All Saints' Flood (1304)

The All Saints Day flood (German: Allerheiligenflut) of 1304[1] was a storm surge that hit the southwestern Baltic Sea coast on 1 November (All Saints' Day) that year. The region of Western Pomerania was particularly badly affected by the flooding. 271 lives were lost as a result of the flood.

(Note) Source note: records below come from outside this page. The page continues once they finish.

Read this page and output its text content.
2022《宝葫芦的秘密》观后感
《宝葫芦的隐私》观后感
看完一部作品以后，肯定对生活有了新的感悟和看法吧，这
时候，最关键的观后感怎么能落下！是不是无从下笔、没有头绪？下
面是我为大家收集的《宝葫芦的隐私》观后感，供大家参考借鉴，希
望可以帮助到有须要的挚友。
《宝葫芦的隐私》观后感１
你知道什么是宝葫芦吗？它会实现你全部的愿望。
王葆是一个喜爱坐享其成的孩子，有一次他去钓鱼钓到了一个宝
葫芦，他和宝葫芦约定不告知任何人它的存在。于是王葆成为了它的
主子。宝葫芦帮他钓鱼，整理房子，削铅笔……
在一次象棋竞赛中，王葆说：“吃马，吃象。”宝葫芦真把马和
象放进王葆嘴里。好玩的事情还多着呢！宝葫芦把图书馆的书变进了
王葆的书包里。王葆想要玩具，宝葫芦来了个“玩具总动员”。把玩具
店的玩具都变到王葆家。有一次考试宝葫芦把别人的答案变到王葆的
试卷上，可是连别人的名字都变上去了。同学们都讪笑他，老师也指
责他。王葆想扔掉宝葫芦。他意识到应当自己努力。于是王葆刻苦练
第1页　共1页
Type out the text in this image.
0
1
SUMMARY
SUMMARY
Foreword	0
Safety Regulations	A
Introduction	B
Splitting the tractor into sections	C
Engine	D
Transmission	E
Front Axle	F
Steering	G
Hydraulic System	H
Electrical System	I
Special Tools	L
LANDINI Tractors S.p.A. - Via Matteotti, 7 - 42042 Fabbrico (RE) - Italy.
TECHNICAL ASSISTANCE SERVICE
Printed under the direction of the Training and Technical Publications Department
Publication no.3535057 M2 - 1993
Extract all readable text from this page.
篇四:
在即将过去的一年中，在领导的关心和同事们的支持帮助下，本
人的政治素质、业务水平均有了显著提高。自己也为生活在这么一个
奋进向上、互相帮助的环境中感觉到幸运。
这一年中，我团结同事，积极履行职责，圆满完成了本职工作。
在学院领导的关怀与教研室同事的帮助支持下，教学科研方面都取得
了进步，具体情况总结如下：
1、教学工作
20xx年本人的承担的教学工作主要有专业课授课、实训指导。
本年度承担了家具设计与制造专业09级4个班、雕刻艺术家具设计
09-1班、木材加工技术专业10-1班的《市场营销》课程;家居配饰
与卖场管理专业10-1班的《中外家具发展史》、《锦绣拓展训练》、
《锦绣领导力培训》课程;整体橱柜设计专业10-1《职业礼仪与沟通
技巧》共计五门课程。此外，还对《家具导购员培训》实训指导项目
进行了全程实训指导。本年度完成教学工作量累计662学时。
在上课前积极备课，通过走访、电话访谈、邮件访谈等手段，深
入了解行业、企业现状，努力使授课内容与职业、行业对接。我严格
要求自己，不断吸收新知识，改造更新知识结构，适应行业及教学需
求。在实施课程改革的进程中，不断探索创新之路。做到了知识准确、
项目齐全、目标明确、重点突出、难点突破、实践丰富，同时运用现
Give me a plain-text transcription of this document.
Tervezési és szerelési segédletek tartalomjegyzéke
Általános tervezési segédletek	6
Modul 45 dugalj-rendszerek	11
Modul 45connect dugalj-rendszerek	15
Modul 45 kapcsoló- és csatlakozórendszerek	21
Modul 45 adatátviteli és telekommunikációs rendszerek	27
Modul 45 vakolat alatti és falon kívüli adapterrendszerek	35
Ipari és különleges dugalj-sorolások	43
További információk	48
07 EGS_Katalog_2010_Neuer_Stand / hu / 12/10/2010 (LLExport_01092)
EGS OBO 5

Like most similar storm floods, it was created when water accumulated in the middle and northern Baltic as a result of several days of strong westerly winds, and then surged abruptly onto the Pomeranian coast when the wind suddenly shifted to the northeast. The All Saints Day flood resulted in substantial losses of land between the islands of Rügen and Usedom. This is based on the fact that in 1304 there had been a land bridge between the peninsula of Mönchgut on Rügen and the island of Ruden off Usedom. The Bay of Greifswald was probably still an inland lake and the present-day branch of the River Oder, the Peenestrom, flowed on through the Strelasund and did not discharge into the Baltic until the western end of the sound. In the 1304 storm flood, the southern part of the Mönchgut and most of Ruden was flooded. Whether further storm flooding was needed to finally turn drown the land under the water, is not known. The only losses recorded are those of two villages on Ruden that were drowned. The Bay of Greifswald was henceforth known as the "low country" (Landtief) or the "New Deep" (Neue Tief). 300 years later, only the ever-shrinking island of Ruden remained, along with the small island of North Ruden, which presumably sank beneath the waves in the 17th century. The remaining island is still less than 2 metres above the water for long stretches; the channel for the eastern approach to Stralsund has to be dredged to be kept free.

Other consequences of the All Saints Day flood have not been handed down, but it is also possible that it led to breaches to the Baltic Sea at Damerow on Usedom, at the Swine estuary and on the shores of the Prorer Wiek. These areas were almost uninhabited at the end of Middle Ages because of their infertility.

References

  1. Schreiber, Hermann and Georg (1962). Vanished Cities, pp. 18, 21, 23.